Jetzt sitze ich hier, scrolle durch die BSB-Diskografie und lerne, dass „Drowning“ bereits 2001 auf einem Best-Of-Album erschien und noch früher fertig war, auf ihrem vierten Album BLACK & BLUE aber wegen der bereits unfassbaren Hitdichte (warum sonst?) keinen Platz fand. Meinem Respekt für die Karriere tut das nur wenig Abbruch: YouTube spielt mir spätere Singles von ihnen vor, die zwar nicht mehr ganz so große Hits wie „Drowning“ oder gar dessen Vorgänger aus den 90ern sind, es aber immer noch auf etliche Millionen Views und Kommentare bringen und von Alben stammen, die auf eine immer noch menschlich und kommerziell funktionierende Boyband schließen lassen: Ihr aktuelles, neuntes Album DNA schaffte es Anfang 2019 in Deutschland immer noch auf Platz 2, in den USA auf Platz 1 der Charts. Mit lächerlich wenigen verkauften Einheiten im Vergleich zu ihren Millionensellern vor 20 Jahren.

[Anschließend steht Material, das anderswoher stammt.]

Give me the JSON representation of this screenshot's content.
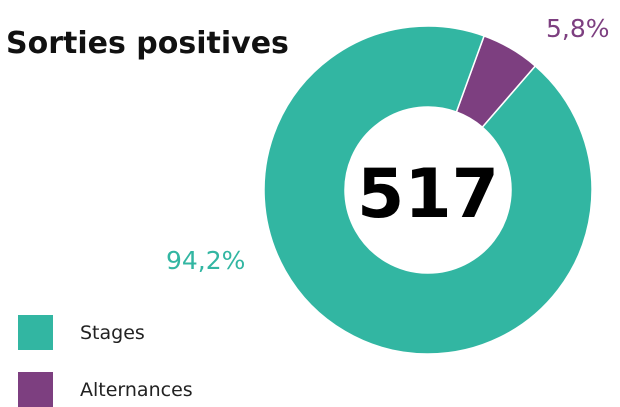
{
  "chart_data": {
    "type": "pie",
    "variant": "donut",
    "title": "Sorties positives",
    "center_label": "517",
    "categories": [
      "Stages",
      "Alternances"
    ],
    "values": [
      94.2,
      5.8
    ],
    "value_labels": [
      "94,2%",
      "5,8%"
    ],
    "colors": [
      "#32b6a2",
      "#7d3f80"
    ],
    "legend_position": "bottom-left",
    "start_angle_deg": 20
  }
}
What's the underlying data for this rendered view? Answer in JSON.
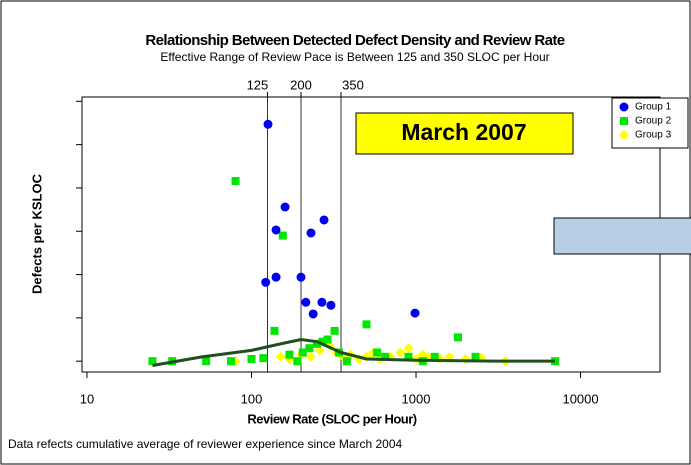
{
  "chart_data": {
    "type": "scatter",
    "title": "Relationship Between Detected Defect Density and Review Rate",
    "subtitle": "Effective Range of Review Pace is Between 125 and 350 SLOC per Hour",
    "annotation": "March 2007",
    "footnote": "Data refects cumulative average of reviewer experience since March 2004",
    "x_label": "Review Rate (SLOC per Hour)",
    "y_label": "Defects per KSLOC",
    "log_x": true,
    "xlim": [
      9.33,
      30400
    ],
    "xticks": [
      10,
      100,
      1000,
      10000
    ],
    "ylim": [
      -0.25,
      6.1
    ],
    "yticks": [
      0,
      1,
      2,
      3,
      4,
      5,
      6
    ],
    "vlines": [
      125,
      200,
      350
    ],
    "legend": "top-right",
    "series": [
      {
        "name": "Group 1",
        "color": "#0000ee",
        "marker": "circle",
        "x": [
          126,
          141,
          160,
          230,
          276,
          122,
          141,
          200,
          214,
          237,
          268,
          304,
          986
        ],
        "values": [
          5.47,
          3.03,
          3.56,
          2.96,
          3.26,
          1.82,
          1.94,
          1.94,
          1.36,
          1.09,
          1.36,
          1.29,
          1.11
        ]
      },
      {
        "name": "Group 2",
        "color": "#00e600",
        "marker": "square",
        "x": [
          25,
          33,
          53,
          75,
          100,
          118,
          138,
          155,
          170,
          190,
          205,
          225,
          250,
          270,
          290,
          320,
          340,
          380,
          500,
          580,
          650,
          900,
          1100,
          1300,
          1800,
          2300,
          7000,
          80
        ],
        "values": [
          0,
          0,
          0,
          0,
          0.05,
          0.07,
          0.7,
          2.9,
          0.15,
          0,
          0.2,
          0.3,
          0.4,
          0.45,
          0.5,
          0.7,
          0.2,
          0,
          0.85,
          0.2,
          0.1,
          0.1,
          0,
          0.1,
          0.55,
          0.1,
          0,
          4.16
        ]
      },
      {
        "name": "Group 3",
        "color": "#ffff00",
        "marker": "diamond",
        "x": [
          80,
          150,
          170,
          200,
          230,
          260,
          300,
          330,
          360,
          400,
          450,
          500,
          550,
          600,
          700,
          800,
          900,
          1000,
          1100,
          1200,
          1400,
          1600,
          2000,
          2500,
          3500
        ],
        "values": [
          0,
          0.1,
          0.05,
          0.15,
          0.1,
          0.25,
          0.35,
          0.2,
          0.1,
          0.15,
          0.05,
          0.1,
          0.2,
          0.05,
          0.1,
          0.2,
          0.3,
          0.05,
          0.15,
          0.1,
          0.05,
          0.1,
          0.05,
          0.08,
          0
        ]
      }
    ],
    "fit": {
      "color": "#1f4f1f",
      "x": [
        25,
        50,
        100,
        150,
        200,
        250,
        350,
        500,
        1000,
        3000,
        7000
      ],
      "values": [
        -0.1,
        0.1,
        0.25,
        0.4,
        0.5,
        0.45,
        0.2,
        0.05,
        0.02,
        0,
        0
      ]
    }
  }
}
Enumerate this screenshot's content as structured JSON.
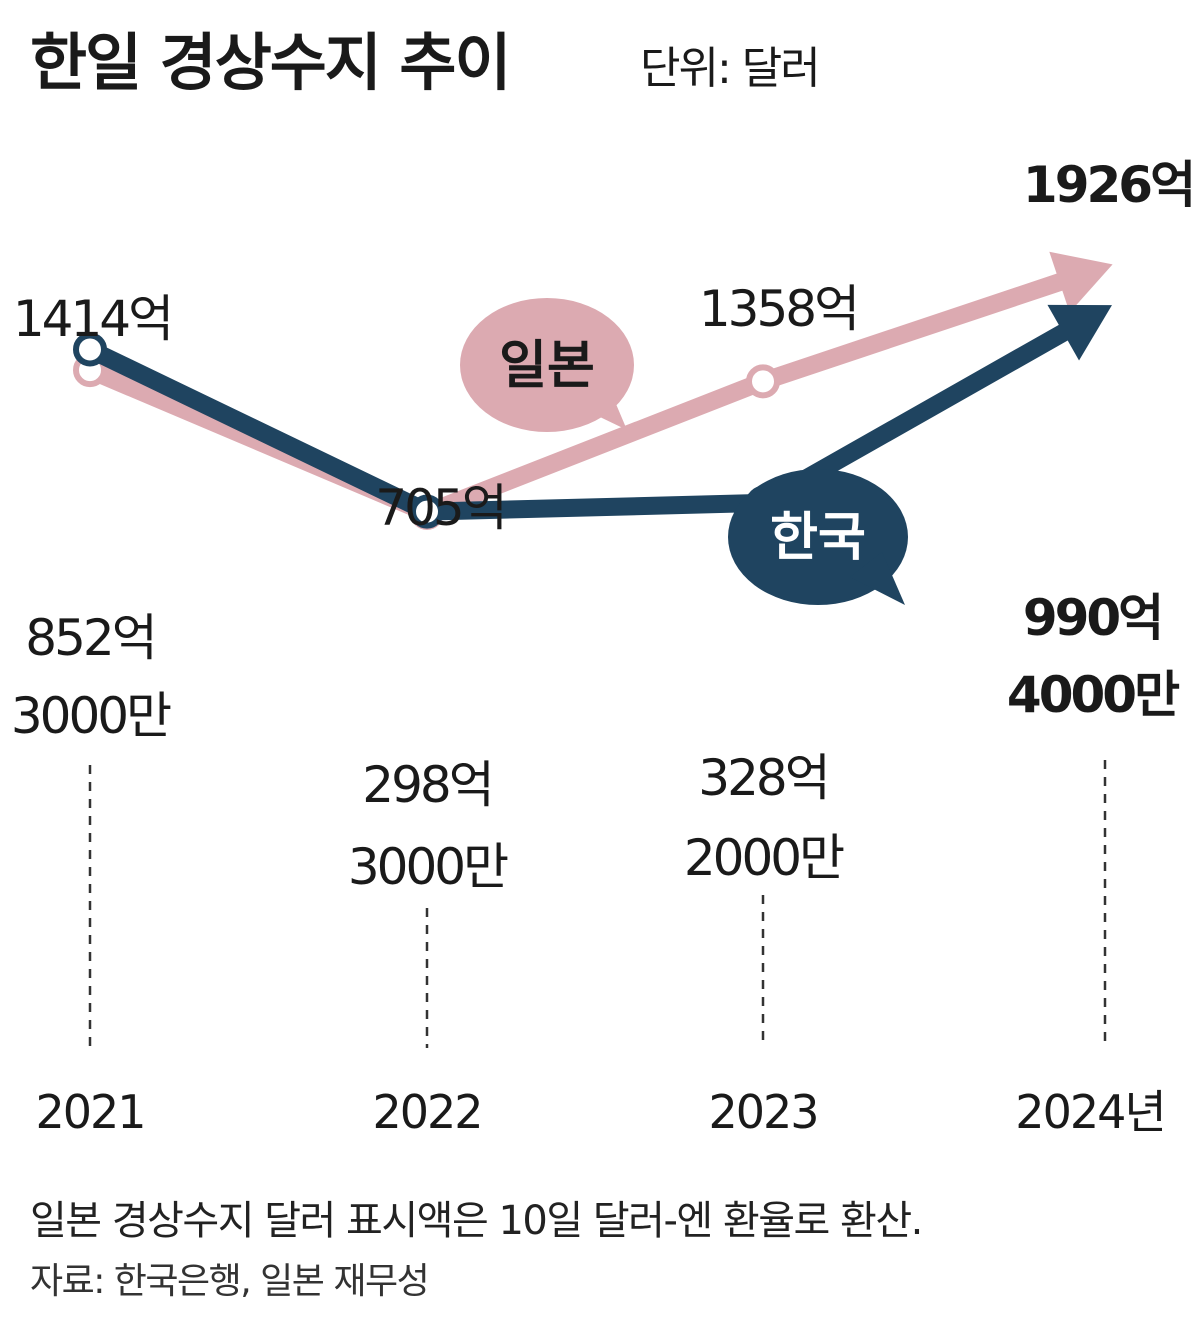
{
  "title": "한일 경상수지 추이",
  "unit": "단위: 달러",
  "chart_data": {
    "type": "line",
    "title": "한일 경상수지 추이",
    "unit": "단위: 달러",
    "categories": [
      "2021",
      "2022",
      "2023",
      "2024년"
    ],
    "value_unit": "억 달러",
    "series": [
      {
        "name": "일본",
        "color": "#dcaab1",
        "values": [
          1414,
          705,
          1358,
          1926
        ],
        "labels": [
          [
            "1414억"
          ],
          [
            "705억"
          ],
          [
            "1358억"
          ],
          [
            "1926억"
          ]
        ]
      },
      {
        "name": "한국",
        "color": "#1f4460",
        "values": [
          852.3,
          298.3,
          328.2,
          990.4
        ],
        "labels": [
          [
            "852억",
            "3000만"
          ],
          [
            "298억",
            "3000만"
          ],
          [
            "328억",
            "2000만"
          ],
          [
            "990억",
            "4000만"
          ]
        ]
      }
    ]
  },
  "note": "일본 경상수지 달러 표시액은 10일 달러-엔 환율로 환산.",
  "source": "자료: 한국은행, 일본 재무성"
}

Aber das geht ja allen so.
Die Songs sind in Wahrheit natürlich völlig egal, die Texte austauschbar, die Videos eine Aneinanderreihung von No-Go-Klischees aus dem 80s- und 90s-Repertoire (brennende Autos, weiße Flügel in der Wüste, Windmaschinen), der Sound seit den Zehner Jahren kontemporärer produziert (ganz schlimm etwa die Nummer mit Steve Aoki) und auf eine jüngere Zielgruppe getrimmt – aber sie sind leider immer noch besser als die C-Ware, die die einstigen Genre-Pioniere New Kids On The Block so zugeschoben kriegen. Fragt sich, wer von den gemeinsamen Touren beider Bands unter dem Namen NKOTBSB abgesehen von den Fans von früher mehr profitierte. Eigentlich egal: Sie stehen auf Platz 1 und 2 der „best-selling boybands of all time“ – Take That hingegen nur auf Platz 10.
Meine Frau wird dieser Nostalgie-Nummer vermutlich trotzdem nichts abgewinnen können. Ich kann sie sogar verstehen.

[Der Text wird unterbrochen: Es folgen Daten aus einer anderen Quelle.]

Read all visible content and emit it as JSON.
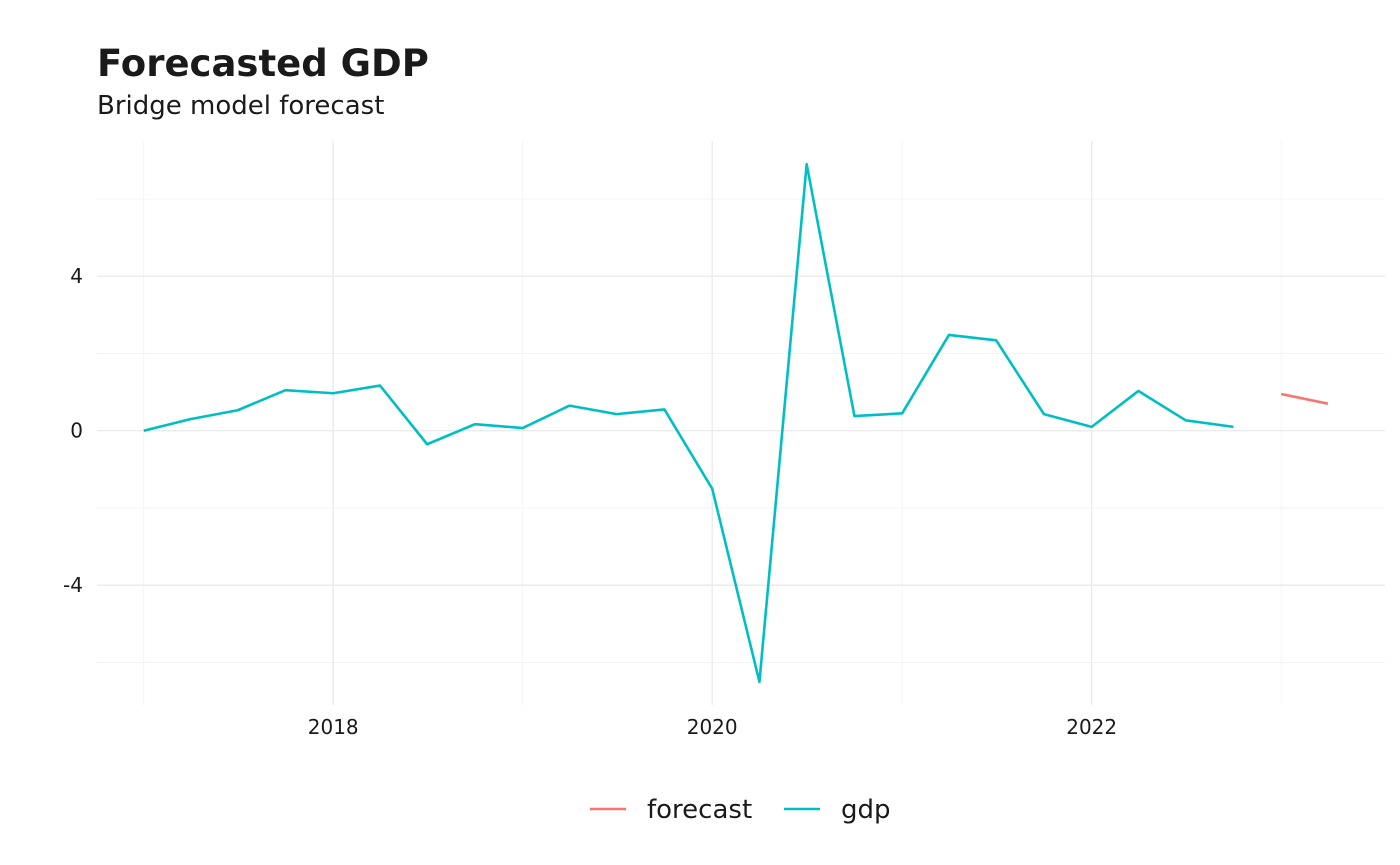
{
  "chart_data": {
    "type": "line",
    "title": "Forecasted GDP",
    "subtitle": "Bridge model forecast",
    "xlabel": "",
    "ylabel": "",
    "x_type": "date",
    "xlim": [
      "2016-10-03",
      "2023-07-20"
    ],
    "ylim": [
      -7.1,
      7.5
    ],
    "x_ticks": [
      {
        "value": "2018-01-01",
        "label": "2018"
      },
      {
        "value": "2020-01-01",
        "label": "2020"
      },
      {
        "value": "2022-01-01",
        "label": "2022"
      }
    ],
    "x_minor_ticks": [
      "2017-01-01",
      "2019-01-01",
      "2021-01-01",
      "2023-01-01"
    ],
    "y_ticks": [
      {
        "value": -4,
        "label": "-4"
      },
      {
        "value": 0,
        "label": "0"
      },
      {
        "value": 4,
        "label": "4"
      }
    ],
    "y_minor_ticks": [
      -6,
      -2,
      2,
      6
    ],
    "grid": true,
    "legend_position": "bottom",
    "series": [
      {
        "name": "forecast",
        "color": "#F8766D",
        "points": [
          {
            "x": "2023-01-01",
            "y": 0.95
          },
          {
            "x": "2023-04-01",
            "y": 0.7
          }
        ]
      },
      {
        "name": "gdp",
        "color": "#00BFC4",
        "points": [
          {
            "x": "2017-01-01",
            "y": 0.0
          },
          {
            "x": "2017-04-01",
            "y": 0.3
          },
          {
            "x": "2017-07-01",
            "y": 0.53
          },
          {
            "x": "2017-10-01",
            "y": 1.05
          },
          {
            "x": "2018-01-01",
            "y": 0.97
          },
          {
            "x": "2018-04-01",
            "y": 1.17
          },
          {
            "x": "2018-07-01",
            "y": -0.35
          },
          {
            "x": "2018-10-01",
            "y": 0.17
          },
          {
            "x": "2019-01-01",
            "y": 0.07
          },
          {
            "x": "2019-04-01",
            "y": 0.65
          },
          {
            "x": "2019-07-01",
            "y": 0.43
          },
          {
            "x": "2019-10-01",
            "y": 0.55
          },
          {
            "x": "2020-01-01",
            "y": -1.5
          },
          {
            "x": "2020-04-01",
            "y": -6.5
          },
          {
            "x": "2020-07-01",
            "y": 6.9
          },
          {
            "x": "2020-10-01",
            "y": 0.38
          },
          {
            "x": "2021-01-01",
            "y": 0.45
          },
          {
            "x": "2021-04-01",
            "y": 2.48
          },
          {
            "x": "2021-07-01",
            "y": 2.34
          },
          {
            "x": "2021-10-01",
            "y": 0.43
          },
          {
            "x": "2022-01-01",
            "y": 0.1
          },
          {
            "x": "2022-04-01",
            "y": 1.03
          },
          {
            "x": "2022-07-01",
            "y": 0.27
          },
          {
            "x": "2022-10-01",
            "y": 0.1
          }
        ]
      }
    ]
  }
}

An welche Songs sich wohl unsere Jungs in 30 Jahren nostalgisch erinnern?
Die 5 besten Songs der Backstreet Boys:
1. „All I Have To Give“
2. „Quit Playing Games With My Heart“
3. „Get Down“ (feat. fucking Toni Cottura!)
4. „Drowning“
5. „Shape Of My Heart“
Ganz schlimm hingegen übrigens „Everybody“, das lief echt auf jeder beschissenen Scheunenfete zwischen Kerken-Nieukerk und Kevelaer. Hach, ich könnte noch weiter schauderschwärmen über Poposcheitel, Baggypants, das Label Booya Music und andere Boybands, zum Beispiel. Aber das spare ich mir lieber für meinen 90s-Podcast auf, den ich gerade mit einem guten Kollegen vom „Musikexpress“ plane. Get down, get down, and move it all around!